Sa mère lui prit les mains :

-Lina, on ne t'en veut pas. C'est juste que c'est compliqué à admettre pour tout le monde. Ça nous a surpris mais on t'aimera toujours quoi qu'il arrive.

-Ta mère a raison, acquiesça Grégoire. Nous t'aiderons à trouver une bonne famille pour tes jumeaux et on s'assurera qu'ils y seront heureux,  ne t'en fais pas.

Lina retira sa main de celle de Véronique et se replia sur elle-même.

-Je ne crois pas pouvoir y arriver...

Ses parents lui donnèrent un regard compatissant :

-C'est normal Lina, tu es encore si jeune. C'est pour cela que nous t'accompagnerons dans le processus d'adoption.

-Non.

La réponse était sortie nette, claire, irrévocable.

-Comment ça non ? s'étonnèrent Mr et Mme Fenton d'une même voix.

Liam fixait Lina, essayant de lui suggérer de ne pas provoquer un scandale, mais elle l'ignora :

-Non, je ne peux pas les abandonner ! Ce sont mes enfants et je suis leur seule responsable légale. C'est à moi de prendre les décisions ! Je ne peux pas les laisser tomber, même si ça ne vous plaît pas !

Voyant la conversation s'envenimer, le docteur Bris prit la parole, posant sa main sur le bras de Lina, lui ordonnant ainsi de se calmer :

-Écoutez, je comprends que ce n'est facile pour personne. Mais Lina a raison : légalement, elle est la seule personne apte à décider. J'ai parlé avec votre fille un peu plus tôt, et je peux vous assurer que cette décision n'a pas été irréfléchie. Maintenant, si c'est ce qu'elle veut, vous avez le choix de l'accepter et la soutenir ou de la laisser se débrouiller seule, dans quel cas je l'emmènerai dans un centre social.

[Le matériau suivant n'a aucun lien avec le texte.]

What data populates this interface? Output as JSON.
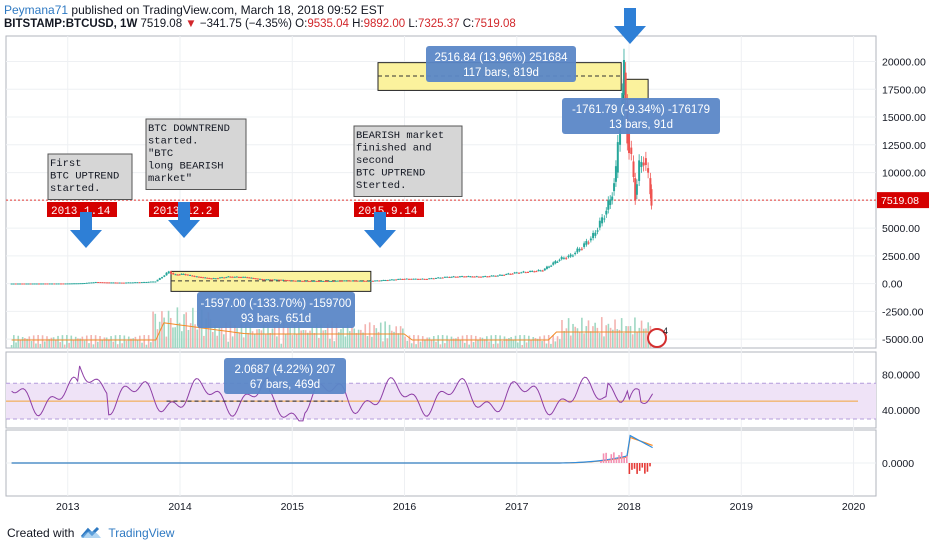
{
  "header": {
    "author": "Peymana71",
    "published_text": "published on TradingView.com, March 18, 2018 09:52 EST",
    "symbol": "BITSTAMP:BTCUSD, 1W",
    "last": "7519.08",
    "change": "−341.75 (−4.35%)",
    "open_label": "O:",
    "open": "9535.04",
    "high_label": "H:",
    "high": "9892.00",
    "low_label": "L:",
    "low": "7325.37",
    "close_label": "C:",
    "close": "7519.08"
  },
  "footer": {
    "created_with": "Created with",
    "brand": "TradingView"
  },
  "colors": {
    "up": "#26a69a",
    "down": "#ef5350",
    "label_red": "#d50000",
    "measure_blue": "#5b87c7",
    "yellow_box": "#fbf29d",
    "rsi_line": "#8e3fa6",
    "rsi_band": "#efe3f7",
    "macd_blue": "#2e8de0",
    "macd_orange": "#ff8a1f"
  },
  "icons": [
    "down-arrow-icon",
    "tradingview-logo-icon",
    "earnings-flag-icon"
  ],
  "chart_data": {
    "type": "candlestick",
    "price_scale": {
      "ylim": [
        -5800,
        22300
      ],
      "ticks": [
        "20000.00",
        "17500.00",
        "15000.00",
        "12500.00",
        "10000.00",
        "7500.00",
        "5000.00",
        "2500.00",
        "0.00",
        "-2500.00",
        "-5000.00"
      ],
      "last_price_label": "7519.08",
      "last_price": 7519.08
    },
    "x_ticks": [
      "2013",
      "2014",
      "2015",
      "2016",
      "2017",
      "2018",
      "2019",
      "2020"
    ],
    "x_range": [
      2012.45,
      2020.2
    ],
    "price_series": [
      [
        2012.5,
        7
      ],
      [
        2012.8,
        11
      ],
      [
        2013.0,
        13
      ],
      [
        2013.15,
        40
      ],
      [
        2013.27,
        140
      ],
      [
        2013.35,
        110
      ],
      [
        2013.5,
        90
      ],
      [
        2013.7,
        140
      ],
      [
        2013.8,
        200
      ],
      [
        2013.88,
        750
      ],
      [
        2013.92,
        1100
      ],
      [
        2013.96,
        800
      ],
      [
        2014.05,
        850
      ],
      [
        2014.15,
        650
      ],
      [
        2014.3,
        450
      ],
      [
        2014.45,
        620
      ],
      [
        2014.6,
        580
      ],
      [
        2014.75,
        380
      ],
      [
        2014.9,
        350
      ],
      [
        2015.05,
        250
      ],
      [
        2015.2,
        240
      ],
      [
        2015.35,
        230
      ],
      [
        2015.5,
        280
      ],
      [
        2015.7,
        240
      ],
      [
        2015.85,
        320
      ],
      [
        2016.0,
        430
      ],
      [
        2016.2,
        420
      ],
      [
        2016.4,
        600
      ],
      [
        2016.55,
        650
      ],
      [
        2016.7,
        620
      ],
      [
        2016.85,
        730
      ],
      [
        2017.0,
        960
      ],
      [
        2017.1,
        1050
      ],
      [
        2017.25,
        1200
      ],
      [
        2017.4,
        2200
      ],
      [
        2017.5,
        2500
      ],
      [
        2017.6,
        3300
      ],
      [
        2017.7,
        4300
      ],
      [
        2017.78,
        5800
      ],
      [
        2017.85,
        7500
      ],
      [
        2017.9,
        10000
      ],
      [
        2017.94,
        15000
      ],
      [
        2017.97,
        19000
      ],
      [
        2018.0,
        13500
      ],
      [
        2018.04,
        11000
      ],
      [
        2018.07,
        8000
      ],
      [
        2018.11,
        10500
      ],
      [
        2018.15,
        11300
      ],
      [
        2018.19,
        9500
      ],
      [
        2018.21,
        7519
      ]
    ],
    "rsi": {
      "levels": [
        "80.0000",
        "40.0000"
      ],
      "ylim": [
        20,
        105
      ],
      "band": [
        30,
        70
      ],
      "signal_level": 50
    },
    "macd": {
      "ticks": [
        "0.0000"
      ]
    },
    "annotations": [
      {
        "text_lines": [
          "First",
          "BTC UPTREND",
          "started."
        ],
        "date_label": "2013.1.14"
      },
      {
        "text_lines": [
          "BTC DOWNTREND",
          "started.",
          "\"BTC",
          "long BEARISH",
          "market\""
        ],
        "date_label": "2013.12.2"
      },
      {
        "text_lines": [
          "BEARISH market",
          "finished and",
          "second",
          "BTC UPTREND",
          "Sterted."
        ],
        "date_label": "2015.9.14"
      }
    ],
    "measurements": [
      {
        "line1": "2516.84 (13.96%) 251684",
        "line2": "117 bars, 819d"
      },
      {
        "line1": "-1761.79 (-9.34%) -176179",
        "line2": "13 bars, 91d"
      },
      {
        "line1": "-1597.00 (-133.70%) -159700",
        "line2": "93 bars, 651d"
      },
      {
        "line1": "2.0687 (4.22%) 207",
        "line2": "67 bars, 469d"
      }
    ],
    "earnings_badge": "4"
  }
}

Véronique resta sans voix. Qui était cet homme pour se permettre de les contredire ainsi sur l'éducation de leur propre fille ? Il était clair pour elle que Lina ne pourrait jamais s'en sortir dans sa vie avec deux bébés à sa charge.
Après quelques minutes de silence, elle prit enfin la parole d'une voix trop lente et trop calme pour l'être vraiment :

-Écoute Lina, tu es jeune, tu as encore tellement à apprendre ; tu as encore toute la vie devant toi. Je ne veux pas que tu prennes une décision sur un coup de tête qui te coûtera pour le restant de tes jours, expliqua-t-elle doucement d'un air peiné. Je veux ce qu'il y a de mieux pour toi : que tu fasses des études, que tu sois heureuse, que tu aies la vie dont tu rêves. Si tu décides d'élever tes jumeaux, ta vie changera à jamais.

-Mais c'est trop tard pour ça, maman. C'est trop tard.

Lina retenait avec peine les larmes qu'elle sentait couler sur ses joues

-Ma vie a déjà changé à jamais. C'est trop tard.